For fall 2026, Givenchy creative director Sarah Burton was asking big questions. “How can we put ourselves back together in the world we’re living in?” she wrote in her show notes. Burton made no claims that fashion can heal a fractured world. Yet her presentation, staged in a stark white structure built specifically for the occasion at Les Invalides—the sprawling complex housing Napoleon’s tomb and the French national military museum—suggested that, like art, it can offer a kind of solace. Drawing on the tradition of Old Master painting—from the deep, dramatic tonalities of Velázquez to the jewel-toned precision of Dutch Golden Age portraiture—Burton assembled a palette of velvety black, ultramarine, garnet, emerald, and burnished gold, saturated pigments celebrating the simple power of beauty to lift the human spirit.

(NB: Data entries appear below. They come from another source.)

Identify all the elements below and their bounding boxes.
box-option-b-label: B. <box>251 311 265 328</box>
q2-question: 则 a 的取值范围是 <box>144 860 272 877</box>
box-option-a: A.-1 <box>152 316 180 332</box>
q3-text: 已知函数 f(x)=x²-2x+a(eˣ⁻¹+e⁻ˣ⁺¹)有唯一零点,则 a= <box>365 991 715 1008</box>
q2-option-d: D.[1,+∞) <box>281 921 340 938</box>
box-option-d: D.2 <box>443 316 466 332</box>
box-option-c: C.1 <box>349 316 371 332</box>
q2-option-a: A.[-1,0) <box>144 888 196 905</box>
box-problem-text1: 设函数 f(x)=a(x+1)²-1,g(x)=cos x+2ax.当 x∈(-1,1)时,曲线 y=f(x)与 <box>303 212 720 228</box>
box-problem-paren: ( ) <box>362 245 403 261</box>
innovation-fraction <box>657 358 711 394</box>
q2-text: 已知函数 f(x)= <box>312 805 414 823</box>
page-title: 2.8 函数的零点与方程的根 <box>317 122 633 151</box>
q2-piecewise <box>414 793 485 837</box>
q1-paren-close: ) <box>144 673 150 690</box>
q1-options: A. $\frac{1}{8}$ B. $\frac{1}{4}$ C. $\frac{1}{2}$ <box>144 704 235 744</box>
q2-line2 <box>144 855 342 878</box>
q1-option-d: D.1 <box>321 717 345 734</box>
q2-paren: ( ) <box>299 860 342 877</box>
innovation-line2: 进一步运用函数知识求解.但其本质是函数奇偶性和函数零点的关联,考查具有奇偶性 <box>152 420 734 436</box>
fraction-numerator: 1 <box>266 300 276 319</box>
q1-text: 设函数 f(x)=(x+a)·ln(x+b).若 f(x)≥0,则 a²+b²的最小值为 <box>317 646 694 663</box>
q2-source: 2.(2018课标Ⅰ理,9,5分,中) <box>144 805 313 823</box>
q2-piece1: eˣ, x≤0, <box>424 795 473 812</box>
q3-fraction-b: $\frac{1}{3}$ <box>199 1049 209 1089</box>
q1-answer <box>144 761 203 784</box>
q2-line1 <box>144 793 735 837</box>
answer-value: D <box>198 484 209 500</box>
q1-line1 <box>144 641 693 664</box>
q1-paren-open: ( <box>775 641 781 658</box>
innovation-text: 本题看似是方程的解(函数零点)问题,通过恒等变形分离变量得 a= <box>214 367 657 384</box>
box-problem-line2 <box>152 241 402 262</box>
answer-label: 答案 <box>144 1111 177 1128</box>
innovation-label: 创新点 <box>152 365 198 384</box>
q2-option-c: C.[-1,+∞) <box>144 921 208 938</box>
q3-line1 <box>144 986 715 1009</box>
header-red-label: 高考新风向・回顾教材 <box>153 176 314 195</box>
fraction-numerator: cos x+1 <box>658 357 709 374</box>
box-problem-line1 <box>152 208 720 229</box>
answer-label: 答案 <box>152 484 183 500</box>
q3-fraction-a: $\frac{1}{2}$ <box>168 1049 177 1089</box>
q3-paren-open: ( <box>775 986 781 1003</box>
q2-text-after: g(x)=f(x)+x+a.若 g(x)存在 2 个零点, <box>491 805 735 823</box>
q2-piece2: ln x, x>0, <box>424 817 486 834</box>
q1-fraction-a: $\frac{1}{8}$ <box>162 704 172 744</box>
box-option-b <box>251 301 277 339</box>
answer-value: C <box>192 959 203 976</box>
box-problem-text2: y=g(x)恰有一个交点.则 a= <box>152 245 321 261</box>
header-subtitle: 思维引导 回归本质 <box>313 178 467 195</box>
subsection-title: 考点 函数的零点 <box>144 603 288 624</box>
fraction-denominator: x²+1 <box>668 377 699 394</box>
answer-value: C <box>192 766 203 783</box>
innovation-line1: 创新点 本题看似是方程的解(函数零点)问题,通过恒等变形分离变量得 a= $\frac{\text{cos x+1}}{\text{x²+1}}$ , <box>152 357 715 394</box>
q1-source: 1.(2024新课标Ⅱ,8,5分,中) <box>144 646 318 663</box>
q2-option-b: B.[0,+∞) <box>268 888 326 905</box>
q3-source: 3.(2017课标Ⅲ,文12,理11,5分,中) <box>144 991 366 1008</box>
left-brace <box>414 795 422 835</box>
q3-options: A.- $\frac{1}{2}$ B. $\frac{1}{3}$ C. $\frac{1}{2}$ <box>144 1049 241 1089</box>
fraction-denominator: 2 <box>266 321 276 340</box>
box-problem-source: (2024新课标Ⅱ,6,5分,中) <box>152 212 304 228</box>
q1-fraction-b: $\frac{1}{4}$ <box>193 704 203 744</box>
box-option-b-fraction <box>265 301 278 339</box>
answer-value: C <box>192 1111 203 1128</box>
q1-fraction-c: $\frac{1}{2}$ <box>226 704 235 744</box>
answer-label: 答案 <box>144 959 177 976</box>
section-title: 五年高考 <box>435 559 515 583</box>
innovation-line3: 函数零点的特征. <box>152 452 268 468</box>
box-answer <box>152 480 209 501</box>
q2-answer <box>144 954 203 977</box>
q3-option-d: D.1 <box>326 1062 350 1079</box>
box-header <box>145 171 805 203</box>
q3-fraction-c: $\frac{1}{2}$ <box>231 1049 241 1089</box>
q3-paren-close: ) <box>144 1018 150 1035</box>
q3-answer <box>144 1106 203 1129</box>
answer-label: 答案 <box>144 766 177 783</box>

In just her third season, Burton has already established instantly recognizable signatures that feel true to the maison’s heritage without tipping into reverence. The opening look, a tailcoat tuxedo with an hourglass effect worn over a white button-down styled in reverse, combined the sensual inverted tailoring from her fall 2025 debut with the elevated shirting of her spring 2026 follow-up, here in crisp cotton poplin rather than the leather version she experimented with last season. (These reversals carry forward a detail Hubert de Givenchy explored in the 1950s and 1960s, when he favored coats that buttoned up the back.) The white shirt’s extra-tall collar is stitched upside-down to frame the face and finished with polished metal collar studs, catching the light and echoing the compositional focus of portraiture. Leather shirts reappeared later in the lineup, some with shirttails knotted at the back and the models’ names embroidered in red thread on the cuffs.

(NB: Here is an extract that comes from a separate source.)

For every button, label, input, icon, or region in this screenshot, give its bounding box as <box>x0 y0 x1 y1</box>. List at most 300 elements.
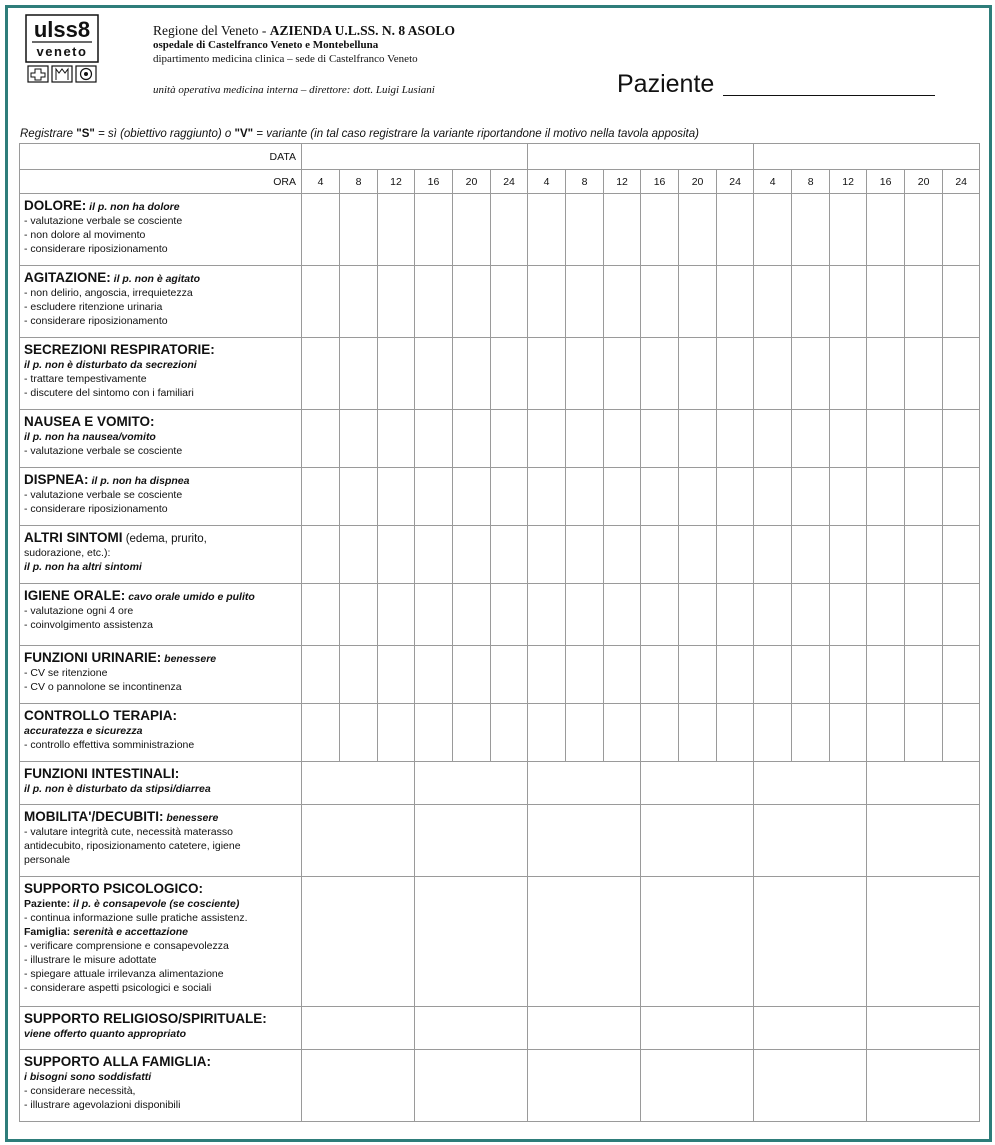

Part of the joy of seeing a woman designer at the helm is how true these clothes feel to the way female creatives want to dress, a point underscored by the denim workwear and the model lineup, which included artist Isabelle Albuquerque (who stars in the summer 2026 campaign), writer Constance Debré, designer Marte Mei van Haaster, and DJ Agathe Mougin. Burton reintroduced leopard print, long favored by both Givenchy and Alexander McQueen, including the exact black leopard lace McQueen used in his fall 1997 collection, here softened in ribbon-threaded, bias-cut dresses. The show was not without couture moments, from fully embroidered floral gowns reminiscent of antique tapestries to an Infanta-worthy godet finale look finished with bead-embroidered lace. But one of the most charming gestures was Stephen Jones’s headscarves fashioned from satin T-shirts, worn with wood door-knocker earrings peeking out in the spirit of Vermeer’s Girl with a Pearl Earring.